フランス人監督によるドキュメンタリー映画『東洋の魔女』12月11日より全国順次公開 (C)UFO Production (C)浦野千賀子・ TMS

 1964年の東京オリンピックで金メダルに輝いた女子バレーボール・チームを追ったドキュメンタリー映画『東洋の魔女』(原題: Les Sorcieres de l’Orient)が12月11日(土)より、渋谷ユーロスペース(東京)ほか全国で順次公開される。

【動画】ドキュメンタリー映画『東洋の魔女』予告編

 2021年夏、2度目の東京オリンピックが開催された。その57年前の1964年10月。高度経済成長を間近に控えたこの時期に、戦後復興の象徴として日本で最初のオリンピックが開催された。柔道、体操、レスリング、次々にメダルを獲得していく日本人の姿を見て、国民たちは熱狂した。

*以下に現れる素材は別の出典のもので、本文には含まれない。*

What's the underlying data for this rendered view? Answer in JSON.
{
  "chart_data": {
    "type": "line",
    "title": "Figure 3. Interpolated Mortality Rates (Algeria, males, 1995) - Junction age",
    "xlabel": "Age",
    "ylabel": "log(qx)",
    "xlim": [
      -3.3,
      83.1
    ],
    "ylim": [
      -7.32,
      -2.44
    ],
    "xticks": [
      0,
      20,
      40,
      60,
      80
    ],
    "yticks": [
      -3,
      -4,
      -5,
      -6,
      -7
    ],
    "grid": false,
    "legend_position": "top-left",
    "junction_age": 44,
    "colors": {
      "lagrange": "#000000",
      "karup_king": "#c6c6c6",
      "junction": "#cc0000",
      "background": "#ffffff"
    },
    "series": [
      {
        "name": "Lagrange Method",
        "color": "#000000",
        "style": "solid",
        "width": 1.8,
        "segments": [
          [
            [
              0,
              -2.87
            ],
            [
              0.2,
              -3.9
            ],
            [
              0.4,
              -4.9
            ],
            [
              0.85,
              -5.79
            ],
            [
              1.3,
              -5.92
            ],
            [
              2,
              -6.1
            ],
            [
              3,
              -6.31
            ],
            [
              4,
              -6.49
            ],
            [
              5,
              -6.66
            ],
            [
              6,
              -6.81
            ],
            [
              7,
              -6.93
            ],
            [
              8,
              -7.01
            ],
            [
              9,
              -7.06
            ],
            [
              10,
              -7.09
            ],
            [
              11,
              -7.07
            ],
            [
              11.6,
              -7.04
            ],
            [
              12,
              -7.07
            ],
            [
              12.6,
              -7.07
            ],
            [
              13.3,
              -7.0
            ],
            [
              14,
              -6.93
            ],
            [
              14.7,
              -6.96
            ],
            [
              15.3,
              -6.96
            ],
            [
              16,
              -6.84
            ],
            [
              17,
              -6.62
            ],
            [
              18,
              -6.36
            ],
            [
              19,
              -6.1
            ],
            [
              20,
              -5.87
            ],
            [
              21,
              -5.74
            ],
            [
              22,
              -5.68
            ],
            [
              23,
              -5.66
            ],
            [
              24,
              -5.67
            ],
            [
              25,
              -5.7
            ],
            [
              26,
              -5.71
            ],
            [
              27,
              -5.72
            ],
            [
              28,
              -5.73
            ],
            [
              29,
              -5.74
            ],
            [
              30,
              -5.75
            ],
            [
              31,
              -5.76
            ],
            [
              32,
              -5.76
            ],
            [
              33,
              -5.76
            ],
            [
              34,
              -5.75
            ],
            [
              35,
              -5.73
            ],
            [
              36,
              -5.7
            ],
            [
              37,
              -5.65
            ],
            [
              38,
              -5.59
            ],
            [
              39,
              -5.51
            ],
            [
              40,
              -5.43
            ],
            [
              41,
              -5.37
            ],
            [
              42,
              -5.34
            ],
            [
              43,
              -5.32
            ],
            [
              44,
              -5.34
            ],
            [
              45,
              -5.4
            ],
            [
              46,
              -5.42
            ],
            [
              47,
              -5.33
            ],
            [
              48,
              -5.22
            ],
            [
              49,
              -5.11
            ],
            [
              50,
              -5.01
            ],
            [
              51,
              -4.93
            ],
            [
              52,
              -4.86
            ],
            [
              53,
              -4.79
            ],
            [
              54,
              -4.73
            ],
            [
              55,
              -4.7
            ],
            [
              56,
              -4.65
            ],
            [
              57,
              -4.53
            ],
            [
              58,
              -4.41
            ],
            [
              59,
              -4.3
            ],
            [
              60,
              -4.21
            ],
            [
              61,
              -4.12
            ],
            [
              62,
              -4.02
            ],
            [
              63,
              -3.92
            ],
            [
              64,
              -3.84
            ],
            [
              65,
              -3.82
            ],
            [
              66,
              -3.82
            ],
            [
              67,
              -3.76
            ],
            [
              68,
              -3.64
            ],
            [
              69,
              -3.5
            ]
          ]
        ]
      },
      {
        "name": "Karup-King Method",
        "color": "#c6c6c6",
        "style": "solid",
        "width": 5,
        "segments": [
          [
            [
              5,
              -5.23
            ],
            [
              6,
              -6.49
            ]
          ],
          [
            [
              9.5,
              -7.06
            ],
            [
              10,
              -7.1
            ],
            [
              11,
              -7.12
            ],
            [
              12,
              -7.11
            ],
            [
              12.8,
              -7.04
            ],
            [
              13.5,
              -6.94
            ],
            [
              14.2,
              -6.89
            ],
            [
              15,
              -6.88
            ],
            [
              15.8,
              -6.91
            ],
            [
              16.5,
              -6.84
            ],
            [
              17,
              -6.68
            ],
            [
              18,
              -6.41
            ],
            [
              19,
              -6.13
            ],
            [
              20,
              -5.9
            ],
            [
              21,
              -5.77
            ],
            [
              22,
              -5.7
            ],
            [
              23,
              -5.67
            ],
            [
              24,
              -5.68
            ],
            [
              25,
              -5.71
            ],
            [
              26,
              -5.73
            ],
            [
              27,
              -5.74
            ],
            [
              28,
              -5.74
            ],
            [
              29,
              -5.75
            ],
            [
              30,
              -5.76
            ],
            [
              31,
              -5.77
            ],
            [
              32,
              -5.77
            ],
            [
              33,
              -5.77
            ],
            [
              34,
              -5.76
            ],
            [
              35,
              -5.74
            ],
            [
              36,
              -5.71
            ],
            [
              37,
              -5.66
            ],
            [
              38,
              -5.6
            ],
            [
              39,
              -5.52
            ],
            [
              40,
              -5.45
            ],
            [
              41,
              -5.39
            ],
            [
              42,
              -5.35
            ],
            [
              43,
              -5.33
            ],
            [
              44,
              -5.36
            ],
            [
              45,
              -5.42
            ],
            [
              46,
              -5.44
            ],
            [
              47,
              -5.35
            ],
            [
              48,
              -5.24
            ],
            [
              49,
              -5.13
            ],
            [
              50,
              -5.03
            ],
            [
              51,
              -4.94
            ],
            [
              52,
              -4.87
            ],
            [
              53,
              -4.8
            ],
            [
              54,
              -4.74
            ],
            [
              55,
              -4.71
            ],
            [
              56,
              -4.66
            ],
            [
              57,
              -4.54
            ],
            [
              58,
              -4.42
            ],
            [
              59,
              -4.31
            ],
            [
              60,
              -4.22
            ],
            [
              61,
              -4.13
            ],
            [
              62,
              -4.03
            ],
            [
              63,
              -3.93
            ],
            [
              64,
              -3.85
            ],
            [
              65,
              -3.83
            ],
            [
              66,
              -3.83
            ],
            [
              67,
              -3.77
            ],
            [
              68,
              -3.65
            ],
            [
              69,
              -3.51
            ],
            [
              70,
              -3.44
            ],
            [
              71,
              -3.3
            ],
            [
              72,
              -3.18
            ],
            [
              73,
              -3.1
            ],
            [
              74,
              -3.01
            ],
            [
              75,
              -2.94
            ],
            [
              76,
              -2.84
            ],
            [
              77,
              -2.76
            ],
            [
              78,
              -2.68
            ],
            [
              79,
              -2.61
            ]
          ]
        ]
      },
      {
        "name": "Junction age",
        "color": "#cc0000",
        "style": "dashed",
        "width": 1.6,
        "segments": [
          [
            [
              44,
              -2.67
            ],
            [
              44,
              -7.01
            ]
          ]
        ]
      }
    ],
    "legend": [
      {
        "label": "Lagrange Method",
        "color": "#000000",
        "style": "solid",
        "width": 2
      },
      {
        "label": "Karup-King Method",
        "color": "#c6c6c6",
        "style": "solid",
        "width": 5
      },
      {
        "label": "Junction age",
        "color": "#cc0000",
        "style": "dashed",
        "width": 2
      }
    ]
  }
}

 なかでも、圧倒的な実力を見せたのが女子バレーボール代表だった。日本チームを率いるのは、インパール作戦に従軍し、死地を潜り抜け奇跡の生還を果たした大松博文、通称「鬼の大松」。メンバーの大半は紡績工場で働く工員で、連日深夜まで大松による徹底的な特訓を受ける生活を送り、次第に世界から「東洋の魔女」と恐れられるようになった。

 彼女たちはオリンピックでも圧倒的な強さで勝ち進み、決勝で最大のライバル・ソ連代表と相まみえた。彼女たちは秘密兵器「回転レシーブ」を武器に、圧倒的な体格を誇るソ連代表を追い詰めていく。そして、全国民が固唾を呑んで見守るなか、その時が訪れた。

 1964年10月23日20時55分、世紀の金メダルポイント――この時、日本の人口は約1億人。さらにはミッチー・ブームの影響もあって白黒TVの普及率がピークに達し、87.8%もあった。最も驚くべきはTV視聴率であり、ソ連戦の最高視聴率は95%、平均しても66.8%に達していたと言われている。この勝利は、まさに当時の日本国民全員が目撃した瞬間であり、戦争の影を引きずる日本に再び自信と誇りをもたらしたのだった。

 その熱狂はその後、空前のママさんバレー・ブームを引き起こし、『アタックNo.1』や『サインはV!』をはじめとする、「スポ根」ジャンルの興隆へとつながっていった。そんな彼女たちも今や80代に差し掛かっている。「魔女」、「スパルタ」、「鬼の大松」…仰々しい言葉とともに語られてきた彼女たちが、自らの口で、その思い出を語り始める。

 監督は、『オリンピア52についての新しい視点』(2013年)や『完璧さの帝国』(18年)といったフッテージ・ドキュメンタリーで高い評価を得てきたフランスの奇才ジュリアン・ファロ。撮影は、是枝裕和監督の映画『誰も知らない』(04年)などで知られるカメラマン・山崎裕。

 市川崑の『東京オリンピック』(1965年)からカンヌ映画祭グランプリ作品『挑戦』(63年)、さらにはアニメ『アタックNo.1』(69年~71年)、戦後日本の風景までをふんだんに織り交ぜ、単なるノスタルジーに収まらない新たな「東洋の魔女」像を浮き彫りにしていく。「東洋の魔女」が真に成し遂げたものとは何だったのか? 何故あれほどまでに、日本は彼女たちに熱狂したのか? その秘密が今、解き明かされる…。